Bab 15

11.1K 854 81
                                    

Terima kasih sudah mencintai cerita ini.  Terima kasih banyak untuk yang sudah komen dan like. Benar-benar membuatku bahagia. Kadang, lihat viewers banyak tapi yang like sama komen sedikit, jadi mikir, "Sebegitu jeleknya kah ceritaku?"

Oh iya, jangan lupa membaca ceritaku yang Bunga Desember. 💕💕💕

***

Rania terus menatap penuh selidik ke arah Arvin. "Maaf, apa kamu udah 'tidur' sama banyak cewek?'

Bukannya tersinggung, Arvin malah tersenyum miring. Ia gemas dengan perubahan ekspresi di wajah Rania. "Aku dulu waktu SMA gonta ganti pacar buat cari yang bikin nyaman dan mereka tau track record aku. Kebanyakan, kita putus baik-baik. Tapi aku bukan tipe yang suka selingkuh. Aku macarin cewek setelah mutusin yang sebelumnya."

"Itu aja? Itu mah nakalnya normal." Rania berpikir. "Tapi, parah juga, sih. Soal...."

"Kalau nidurin cewek, aku nggak pernah. Apa Lingga lebih parah? Sampai tidur sama selingkuhannya? "

Ada tatapan tidak percaya di mata Rania. Ia memang sudah menduga jika Arvin bukan orang yang lurus alias alim. Namun, ia suka dengan kejujuran pria itu. Sekaligus, ia juga suka sama sikap terang-terangan Arvin.

"Ran?"

"Ya, jauh lebih parah. Tapi soal 'tidur', aku nggak tau."

Arvin setia menatap Rania, menunggu calon istrinya itu bercerita. Kini, raut wajah gadis itu tampak berubah-ubah dan Arvin makin dibuat penasaran. Ketika Rania bersiap memulai, ia menatap lekat mata Arvin.

"Aku sama Lingga pacaran sejak kami SMA. Dulu itu dia juga udah kenalin aku ke keluarganya, mereka nerima aku. Baik banget. Apalagi ibunya yang kemarin bolak-balik manggil aku Kiran. Beliau guru Bahasa Indonesia yang sabar banget. Ayahnya guru olahraga yang sekarang udah jadi kepala sekolah SD." Rania berhenti bercerita dan menatap Arvin. Ia melihat pria itu tengah mengingat-ingat dan mengangguk. "Semuanya baik-baik saja. Hubungan kami termasuk yang bikin banyak orang iri, karena Lingga pemain basket yang punya banyak fans cewek. Seangkatan aku dulu, nggak banyak hubungan sama atlet yang langgeng. Tapi itu cuma sampai ketika kami kuliah di semester awal."

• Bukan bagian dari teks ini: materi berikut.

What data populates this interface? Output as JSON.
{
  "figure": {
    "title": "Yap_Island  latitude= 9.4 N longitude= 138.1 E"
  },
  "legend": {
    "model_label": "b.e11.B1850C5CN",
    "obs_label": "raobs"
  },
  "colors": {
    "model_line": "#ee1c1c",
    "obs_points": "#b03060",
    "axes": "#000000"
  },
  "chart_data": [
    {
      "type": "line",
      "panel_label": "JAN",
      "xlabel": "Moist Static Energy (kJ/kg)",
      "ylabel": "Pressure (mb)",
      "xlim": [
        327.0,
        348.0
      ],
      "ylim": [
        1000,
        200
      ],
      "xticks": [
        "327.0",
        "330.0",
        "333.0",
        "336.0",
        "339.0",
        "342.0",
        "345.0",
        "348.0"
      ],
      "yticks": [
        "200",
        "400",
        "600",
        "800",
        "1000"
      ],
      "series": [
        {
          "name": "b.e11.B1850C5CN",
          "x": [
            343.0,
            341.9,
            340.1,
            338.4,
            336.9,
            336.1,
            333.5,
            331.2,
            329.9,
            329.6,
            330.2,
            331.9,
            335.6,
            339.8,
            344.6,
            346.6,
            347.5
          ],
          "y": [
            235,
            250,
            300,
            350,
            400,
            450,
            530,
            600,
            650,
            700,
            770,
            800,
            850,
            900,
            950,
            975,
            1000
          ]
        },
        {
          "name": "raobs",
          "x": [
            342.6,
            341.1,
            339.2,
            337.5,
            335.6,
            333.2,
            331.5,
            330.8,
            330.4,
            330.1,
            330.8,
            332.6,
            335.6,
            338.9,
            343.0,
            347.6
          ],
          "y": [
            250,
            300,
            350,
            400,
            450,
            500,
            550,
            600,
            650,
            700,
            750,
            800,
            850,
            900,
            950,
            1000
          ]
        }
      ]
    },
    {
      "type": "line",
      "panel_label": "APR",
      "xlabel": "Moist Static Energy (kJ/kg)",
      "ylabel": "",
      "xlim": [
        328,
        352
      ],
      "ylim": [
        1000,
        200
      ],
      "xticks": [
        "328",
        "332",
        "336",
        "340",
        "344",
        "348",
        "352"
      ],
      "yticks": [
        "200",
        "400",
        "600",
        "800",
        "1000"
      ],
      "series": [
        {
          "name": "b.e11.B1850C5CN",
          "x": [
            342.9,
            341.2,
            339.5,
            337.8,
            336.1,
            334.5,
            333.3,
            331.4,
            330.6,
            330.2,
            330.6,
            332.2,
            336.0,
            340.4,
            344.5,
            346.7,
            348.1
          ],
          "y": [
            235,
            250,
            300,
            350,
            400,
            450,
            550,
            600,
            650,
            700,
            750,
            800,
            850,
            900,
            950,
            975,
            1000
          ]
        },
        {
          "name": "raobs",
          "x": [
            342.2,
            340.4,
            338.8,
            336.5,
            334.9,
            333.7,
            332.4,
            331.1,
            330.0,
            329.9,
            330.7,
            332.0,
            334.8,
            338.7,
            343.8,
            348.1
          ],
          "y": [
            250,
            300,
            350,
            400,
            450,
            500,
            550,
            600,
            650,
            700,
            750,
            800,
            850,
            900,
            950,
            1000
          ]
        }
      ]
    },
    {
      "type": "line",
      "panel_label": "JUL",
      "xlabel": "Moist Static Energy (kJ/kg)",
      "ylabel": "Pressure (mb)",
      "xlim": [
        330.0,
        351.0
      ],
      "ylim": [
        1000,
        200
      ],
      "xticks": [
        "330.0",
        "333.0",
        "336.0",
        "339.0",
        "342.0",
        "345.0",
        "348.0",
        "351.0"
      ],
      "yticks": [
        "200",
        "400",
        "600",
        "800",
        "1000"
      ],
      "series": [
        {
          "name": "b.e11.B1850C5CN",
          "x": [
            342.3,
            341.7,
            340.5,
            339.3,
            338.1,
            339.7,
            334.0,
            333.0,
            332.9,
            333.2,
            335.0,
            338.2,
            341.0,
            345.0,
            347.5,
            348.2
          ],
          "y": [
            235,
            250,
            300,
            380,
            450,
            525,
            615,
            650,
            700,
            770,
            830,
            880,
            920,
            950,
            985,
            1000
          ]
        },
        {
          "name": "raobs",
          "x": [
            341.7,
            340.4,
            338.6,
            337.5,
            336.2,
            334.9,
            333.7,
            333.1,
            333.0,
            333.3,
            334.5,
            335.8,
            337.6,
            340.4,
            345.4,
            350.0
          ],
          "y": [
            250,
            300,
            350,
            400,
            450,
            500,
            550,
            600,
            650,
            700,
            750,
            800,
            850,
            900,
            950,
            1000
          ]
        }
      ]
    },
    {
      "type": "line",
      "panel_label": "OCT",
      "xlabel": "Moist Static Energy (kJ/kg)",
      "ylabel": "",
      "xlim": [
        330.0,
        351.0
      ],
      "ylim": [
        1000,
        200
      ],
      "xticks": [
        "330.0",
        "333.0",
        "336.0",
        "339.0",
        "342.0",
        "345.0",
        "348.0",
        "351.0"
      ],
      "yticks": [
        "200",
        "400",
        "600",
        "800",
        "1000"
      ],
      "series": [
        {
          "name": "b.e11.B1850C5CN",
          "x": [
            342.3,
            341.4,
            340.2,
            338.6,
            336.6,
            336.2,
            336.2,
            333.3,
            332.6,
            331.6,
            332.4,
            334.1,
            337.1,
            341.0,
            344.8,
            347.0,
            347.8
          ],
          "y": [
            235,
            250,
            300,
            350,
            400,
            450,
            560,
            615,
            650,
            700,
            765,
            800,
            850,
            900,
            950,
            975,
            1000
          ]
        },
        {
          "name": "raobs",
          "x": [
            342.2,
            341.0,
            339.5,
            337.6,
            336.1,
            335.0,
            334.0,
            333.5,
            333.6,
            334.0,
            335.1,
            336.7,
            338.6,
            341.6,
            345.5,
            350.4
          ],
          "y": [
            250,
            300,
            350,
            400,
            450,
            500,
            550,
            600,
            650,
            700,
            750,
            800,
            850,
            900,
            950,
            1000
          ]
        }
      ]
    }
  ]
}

Kali ini Arvin semakin menajamkan pendengarannya.

"Lingga tiba-tiba telepon dan bilang kalau dia dijodohin sama anak dari temen ayahnya yang sesama kepala sekolah."

Mata Arvin melebar. "Dan dia nerima itu?"

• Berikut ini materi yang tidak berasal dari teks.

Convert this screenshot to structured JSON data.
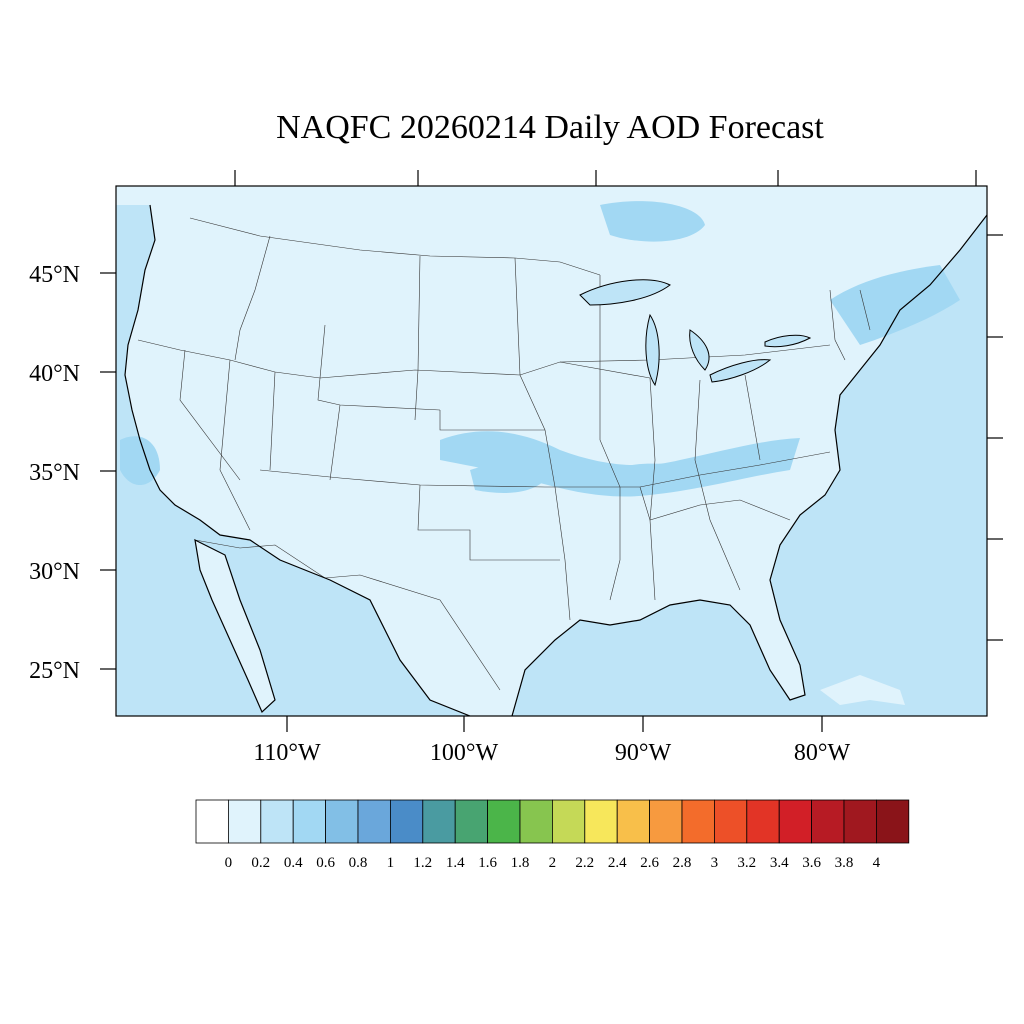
{
  "title": "NAQFC 20260214 Daily AOD Forecast",
  "map": {
    "lat_labels": [
      "45°N",
      "40°N",
      "35°N",
      "30°N",
      "25°N"
    ],
    "lon_labels": [
      "110°W",
      "100°W",
      "90°W",
      "80°W"
    ],
    "ocean_color": "#bee4f7",
    "land_color": "#e0f3fc",
    "plume_color": "#a2d8f3"
  },
  "colorbar": {
    "labels": [
      "0",
      "0.2",
      "0.4",
      "0.6",
      "0.8",
      "1",
      "1.2",
      "1.4",
      "1.6",
      "1.8",
      "2",
      "2.2",
      "2.4",
      "2.6",
      "2.8",
      "3",
      "3.2",
      "3.4",
      "3.6",
      "3.8",
      "4"
    ],
    "colors": [
      "#ffffff",
      "#e0f3fc",
      "#bee4f7",
      "#a2d8f3",
      "#82bfe6",
      "#6aa7db",
      "#4a8cc8",
      "#4a9ba1",
      "#48a471",
      "#4bb549",
      "#87c54f",
      "#c5d957",
      "#f7e75b",
      "#f8bf4a",
      "#f79a3f",
      "#f36c2b",
      "#ed5028",
      "#e23426",
      "#d21f27",
      "#b71b24",
      "#a0181f",
      "#8a1419"
    ]
  }
}
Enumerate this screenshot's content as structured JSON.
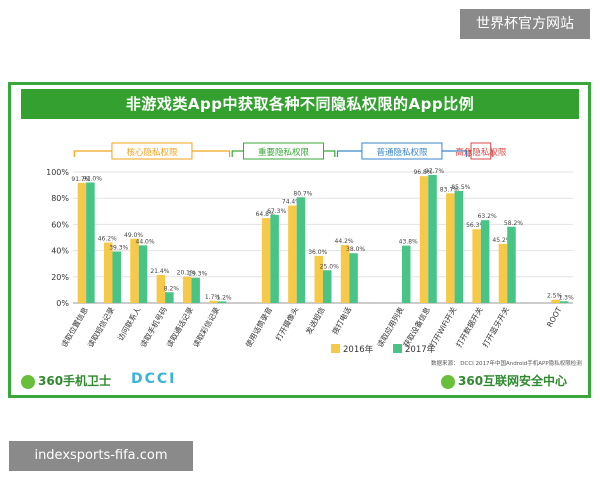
{
  "watermark_top": "世界杯官方网站",
  "watermark_bottom": "indexsports-fifa.com",
  "footer": {
    "left_logo": "360手机卫士",
    "middle_logo": "DCCI",
    "right_logo": "360互联网安全中心"
  },
  "chart_data": {
    "type": "bar",
    "title": "非游戏类App中获取各种不同隐私权限的App比例",
    "source_note": "数据来源： DCCI 2017年中国Android手机APP隐私权限检测",
    "y_ticks": [
      "0%",
      "20%",
      "40%",
      "60%",
      "80%",
      "100%"
    ],
    "ylim": [
      0,
      100
    ],
    "legend_position": "bottom-center",
    "colors": {
      "2016年": "#f7c948",
      "2017年": "#48c487"
    },
    "groups": [
      {
        "label": "核心隐私权限",
        "color": "#f2a31b",
        "start": 0,
        "end": 5
      },
      {
        "label": "重要隐私权限",
        "color": "#3aa73a",
        "start": 6,
        "end": 9
      },
      {
        "label": "普通隐私权限",
        "color": "#3a86c8",
        "start": 10,
        "end": 14
      },
      {
        "label": "高危隐私权限",
        "color": "#d84a4a",
        "start": 15,
        "end": 15
      }
    ],
    "categories": [
      "读取位置信息",
      "读取短信记录",
      "访问联系人",
      "读取手机号码",
      "读取通话记录",
      "读取彩信记录",
      "",
      "使用话筒录音",
      "打开摄像头",
      "发送短信",
      "拨打电话",
      "",
      "读取应用列表",
      "获取设备信息",
      "打开WiFi开关",
      "打开数据开关",
      "打开蓝牙开关",
      "",
      "ROOT"
    ],
    "series": [
      {
        "name": "2016年",
        "values": [
          91.7,
          46.2,
          49.0,
          21.4,
          20.1,
          1.7,
          null,
          64.8,
          74.4,
          36.0,
          44.2,
          null,
          null,
          96.8,
          83.7,
          56.3,
          45.2,
          null,
          2.5
        ],
        "labels": [
          "91.7%",
          "46.2%",
          "49.0%",
          "21.4%",
          "20.1%",
          "1.7%",
          "",
          "64.8%",
          "74.4%",
          "36.0%",
          "44.2%",
          "",
          "",
          "96.8%",
          "83.7%",
          "56.3%",
          "45.2%",
          "",
          "2.5%"
        ]
      },
      {
        "name": "2017年",
        "values": [
          92.0,
          39.3,
          44.0,
          8.2,
          19.3,
          1.2,
          null,
          67.3,
          80.7,
          25.0,
          38.0,
          null,
          43.8,
          97.7,
          85.5,
          63.2,
          58.2,
          null,
          1.3
        ],
        "labels": [
          "92.0%",
          "39.3%",
          "44.0%",
          "8.2%",
          "19.3%",
          "1.2%",
          "",
          "67.3%",
          "80.7%",
          "25.0%",
          "38.0%",
          "",
          "43.8%",
          "97.7%",
          "85.5%",
          "63.2%",
          "58.2%",
          "",
          "1.3%"
        ]
      }
    ]
  }
}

Rania mengangguk. Tatapannya memandang jauh. Ingatan akan awal masa berat hubungannya dengan Lingga kembali menari-nari seolah di pelupuk matanya.

***

"Kamu langsung nerima?" tanya Rania dengan raut pucat pasi. Di hadapannya, Lingga hanya menunduk. Kali ini Rania masih menjaga volume suara dan cara bersikap, mengingat mereka tengah berada di kantin kampus. "Kenapa mendadak banget? Apa aku bikin salah yang bikin ayah kamu nggak suka sama aku?"

Lingga menggeleng. Pria yang kini masih mengenakan seragam tim basket fakultasnya itu juga tak berani menatap kekasihnya lebih lama lagi. "Nggak ada yang salah sama kamu, Ran. Aku udah coba nolak beberapa kali, tapi ayah nggak mau dengerin. Soalnya dia juga udah telanjur nerima tawaran perjodohan itu sama temennya."

"Jadi yang nawarin itu dari pihak perempuan?" Ekspresi tidak percaya makin tersorot di wajah Rania. "Ya udah, mau gimana lagi, kan?"

"Ran." Lingga buru-buru menggenggam tangan Rania ketika gadis itu mengambil ponsel siap memasukkannya ke tas. "Aku mohon kita jangan pisah. Kita tetep jalan dan pelan-pelan jelasin hubungan kita sama ayah. Tapi, untuk Tyas, biar aku yang jelasin nanti kalau waktunya tepat. Soalnya Tyas cukup kekanak-kanakkan dan sering ngadu ke ayahnya. Kalau aku bikin dia nangis dan ayahnya laporan sama ayah, bisa-bisa aku kena pukul. Kamu tahu ayah gimana, kan?"